Optimizing Microservices Application YAML¶
Assuming your application is deployed on K8s,
- For Project A's related microservices YAML, part of the configuration is as follows:
- name: APP_ID
value: "4a10ede2a69f11eca952fa163e23efe1"
- name: JAVA_OPTS
value: |-
-javaagent:/usr/dd-java-agent/agent/dd-java-agent.jar -Ddd.service.name=demo-k8s-auth -Ddd.tags=container_host:$(POD_NAME),app_id:$(APP_ID) -Ddd.service.mapping=redis:redisk8s -Ddd.env=dev -Ddd.agent.port=9529
- For Project B's related microservices YAML, part of the configuration is as follows:
- name: APP_ID
value: "aea5a70da66811eca952fa163e23efe1"
- name: JAVA_OPTS
value: |-
-javaagent:/usr/dd-java-agent/agent/dd-java-agent.jar -Ddd.service.name=k8sruoyi-auth -Ddd.tags=container_host:$(POD_NAME),app_id:$(APP_ID) -Ddd.service.mapping=redis:redisk8s -Ddd.env=$(SPRING_BOOT_PROFILE) -Ddd.agent.port=9529
Optimizing DataKit YAML¶
Adding ddtrace.conf in ConfigMap¶
ddtrace.conf: |-
[[inputs.ddtrace]]
endpoints = ["/v0.3/traces", "/v0.4/traces", "/v0.5/traces"]
customer_tags = ["app_id"]
Here, a customer_tags
label is defined, where you configure your tags.
Additionally, you need to add a mountPath:
- mountPath: /usr/local/datakit/conf.d/ddtrace/ddtrace.conf
name: datakit-conf
subPath: ddtrace.conf
Disabling Nacos Registration Center Related Traces¶
If your application uses a registration center like Nacos, heartbeats from the registration center will generate traces, which can waste resources in actual production data reporting. If you want to ignore traces related to the registration center, you can do the following:
(You can skip this step if you don't mind.)
ddtrace.conf: |-
[[inputs.ddtrace]]
endpoints = ["/v0.3/traces", "/v0.4/traces", "/v0.5/traces"]
customer_tags = ["app_id"]
[inputs.ddtrace.close_resource]
"*" = ["PUT /nacos/*","GET /nacos/*","POST /nacos/*"]

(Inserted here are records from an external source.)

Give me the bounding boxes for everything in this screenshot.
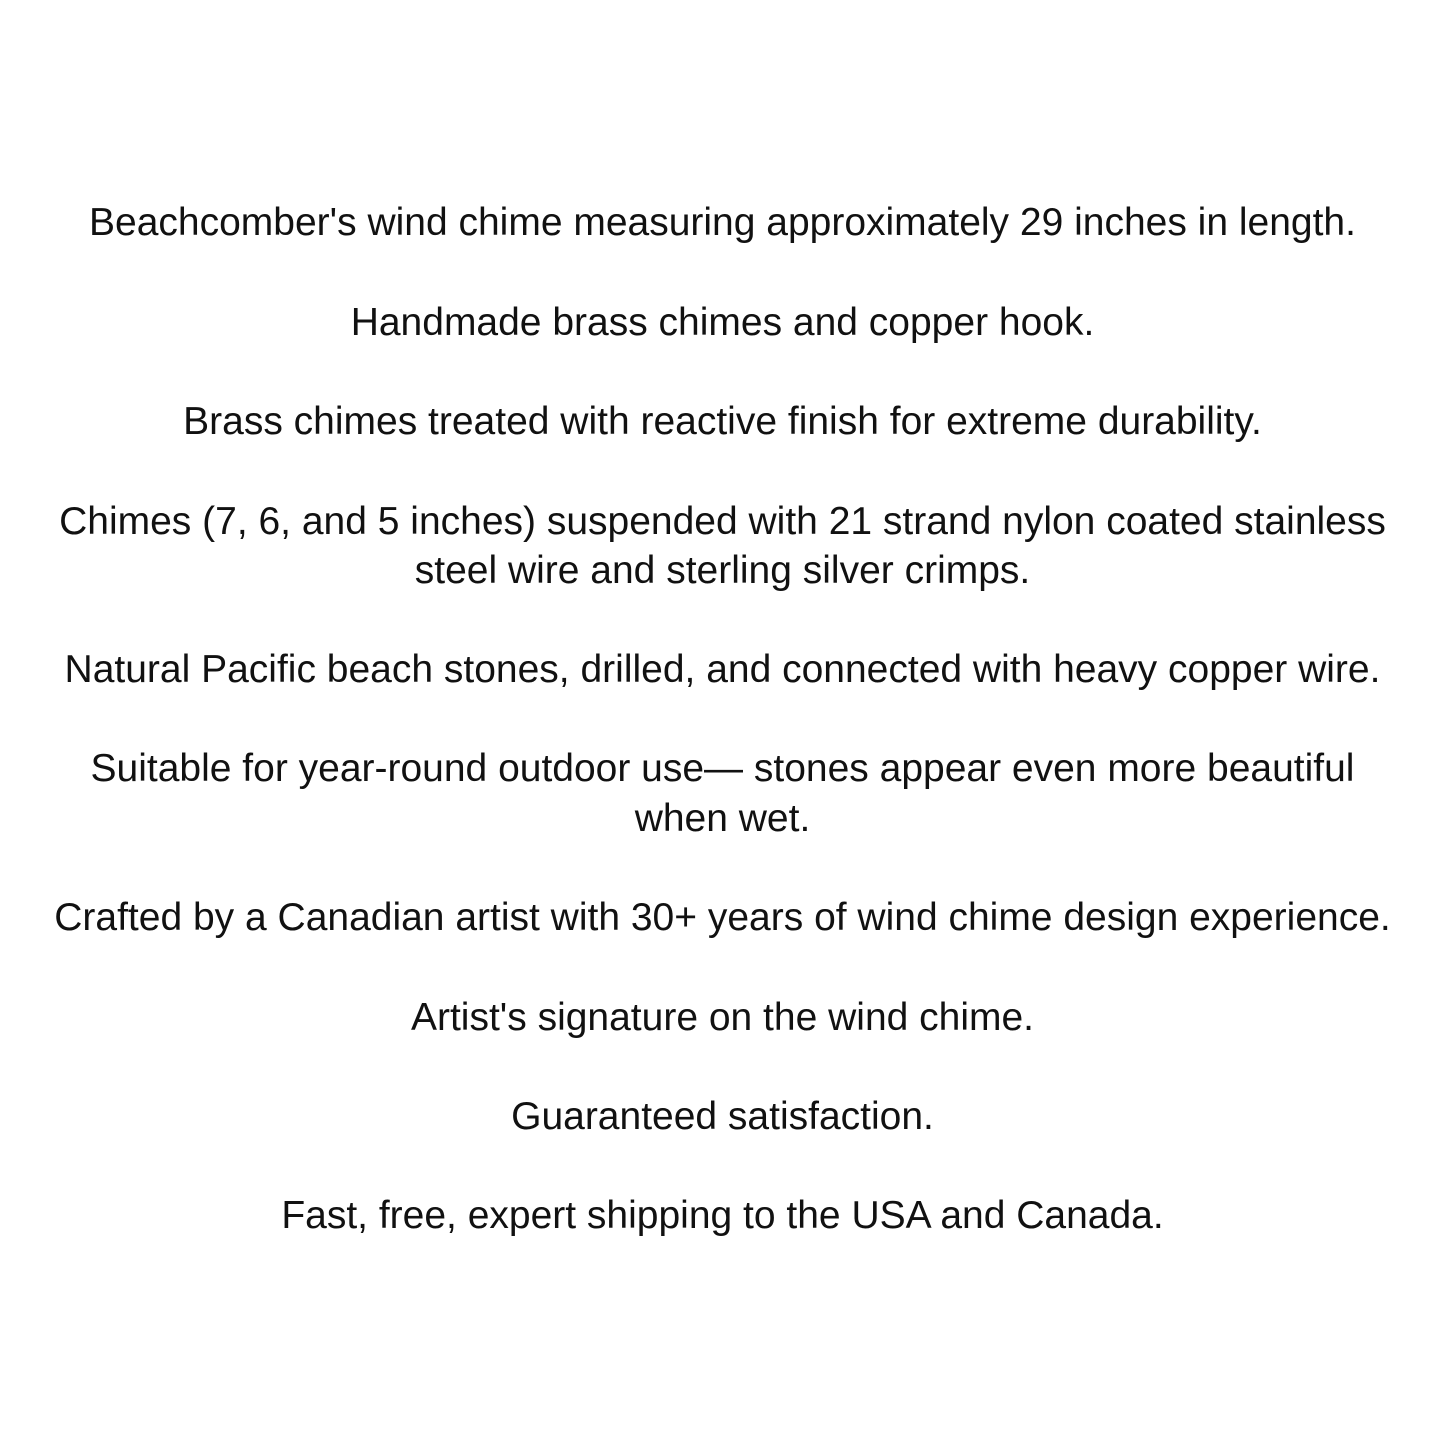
description-line-outdoor-cont: when wet. (634, 797, 811, 840)
description-line-artist: Crafted by a Canadian artist with 30+ years of wind chime design experience. (54, 896, 1391, 939)
description-line-stones: Natural Pacific beach stones, drilled, and connected with heavy copper wire. (64, 648, 1381, 691)
description-line-chimes-cont: steel wire and sterling silver crimps. (414, 549, 1031, 592)
description-line-materials: Handmade brass chimes and copper hook. (350, 301, 1095, 344)
description-line-finish: Brass chimes treated with reactive finish for extreme durability. (183, 400, 1262, 443)
description-line-length: Beachcomber's wind chime measuring approximately 29 inches in length. (89, 201, 1356, 244)
description-line-signature: Artist's signature on the wind chime. (410, 996, 1035, 1039)
description-line-outdoor: Suitable for year-round outdoor use— stones appear even more beautiful (90, 747, 1355, 790)
description-line-chimes: Chimes (7, 6, and 5 inches) suspended with 21 strand nylon coated stainless (59, 500, 1386, 543)
description-line-guarantee: Guaranteed satisfaction. (511, 1095, 934, 1138)
description-line-shipping: Fast, free, expert shipping to the USA and Canada. (281, 1194, 1164, 1237)
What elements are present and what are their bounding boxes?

The Nacos registration center heartbeat checks mainly use three URLs, filtered here using regular expressions:
GET /nacos/v1/ns/instance/list
,PUT /nacos/v1/ns/instance/beat
,POST /nacos/v1/cs/configs/listener
.
Restart DataKit and the application. At this point, the optimization configuration is basically complete; go ahead and check the results.